I also enjoy working on travel guidebooks and am the author of Insight Guides Singapore Step by Step (published by Inside Guides, APA Publications). I was responsible for writing the sightseeing chapters for TimeOut Singapore guide (published by TimeOut). I have edited and updated Bangkok Smart Guide; Insight City Guide Singapore (published by Inside Guides, APA Publications); and Cartoville Singapore (published by Guillamard, France)

Apart from editorial work, I have done copywriting for AUSTRADE (Australian Trade Commission) (newsflash bulletins and press releases for the Food Hotel Asia tradeshow); Esplanade – Theatres on the Bay (collaterals and magazines); Raffles Hotels and Resorts (press releases); Taste magazine by Tung Lok Group; Moet & Chandon (collaterals and newslettera), and many others.

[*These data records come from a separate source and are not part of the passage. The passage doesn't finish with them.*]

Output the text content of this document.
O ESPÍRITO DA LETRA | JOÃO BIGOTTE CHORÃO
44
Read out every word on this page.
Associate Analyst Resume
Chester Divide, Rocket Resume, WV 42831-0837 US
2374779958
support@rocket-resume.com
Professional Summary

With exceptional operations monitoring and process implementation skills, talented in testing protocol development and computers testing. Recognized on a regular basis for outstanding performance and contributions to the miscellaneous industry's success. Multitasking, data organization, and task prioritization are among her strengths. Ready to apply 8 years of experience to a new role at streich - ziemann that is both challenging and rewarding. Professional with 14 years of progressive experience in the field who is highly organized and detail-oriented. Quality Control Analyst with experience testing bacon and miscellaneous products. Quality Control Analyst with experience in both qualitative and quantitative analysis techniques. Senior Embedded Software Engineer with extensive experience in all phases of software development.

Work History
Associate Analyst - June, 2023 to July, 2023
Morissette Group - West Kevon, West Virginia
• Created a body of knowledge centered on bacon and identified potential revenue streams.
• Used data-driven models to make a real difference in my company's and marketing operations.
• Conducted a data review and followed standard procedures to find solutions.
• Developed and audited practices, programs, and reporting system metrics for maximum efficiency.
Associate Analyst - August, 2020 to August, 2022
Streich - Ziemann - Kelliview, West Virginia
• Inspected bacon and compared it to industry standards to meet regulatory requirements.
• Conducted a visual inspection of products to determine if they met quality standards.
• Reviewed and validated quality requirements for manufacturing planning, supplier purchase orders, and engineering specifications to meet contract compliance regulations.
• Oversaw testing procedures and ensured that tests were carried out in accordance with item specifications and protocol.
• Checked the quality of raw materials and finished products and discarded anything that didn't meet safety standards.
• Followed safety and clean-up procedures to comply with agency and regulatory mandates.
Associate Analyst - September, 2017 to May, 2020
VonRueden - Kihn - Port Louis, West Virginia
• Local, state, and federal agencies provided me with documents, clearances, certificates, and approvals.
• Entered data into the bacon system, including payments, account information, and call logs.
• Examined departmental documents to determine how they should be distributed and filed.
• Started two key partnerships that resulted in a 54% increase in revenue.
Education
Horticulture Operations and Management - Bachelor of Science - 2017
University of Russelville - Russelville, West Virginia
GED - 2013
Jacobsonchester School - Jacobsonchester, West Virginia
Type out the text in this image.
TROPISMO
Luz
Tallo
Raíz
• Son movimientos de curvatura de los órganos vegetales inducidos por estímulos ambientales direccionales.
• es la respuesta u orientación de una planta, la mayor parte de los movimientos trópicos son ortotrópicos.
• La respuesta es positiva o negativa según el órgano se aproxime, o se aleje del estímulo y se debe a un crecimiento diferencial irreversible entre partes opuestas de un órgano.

I believe in constantly improving my knowledge and skills, and have attended professional baking courses such as the Baking Science and Technology Course, by UFM Baking And Cooking School Bangkok, Thailand (in collaboration with the US Wheat Associates) where I learnt how to make baguettes, croissants and choux pastry among other things. I have also taken a slew of baking courses at Melbourne’s Savour Chocolate and Patisserie School, the only chocolate and patisserie school in the Asia Pacific. In 2009, I participated in the prestigious Hautes Etudes du Goût (Course of the Institute of Advanced Studies in Taste, Gastronomy and the Arts of the Table) – a multi-disciplined training programme that encompasses the many facets of gastronomy – by Universite de Reims, Champagne-Ardenne and Le Cordon Bleu Paris.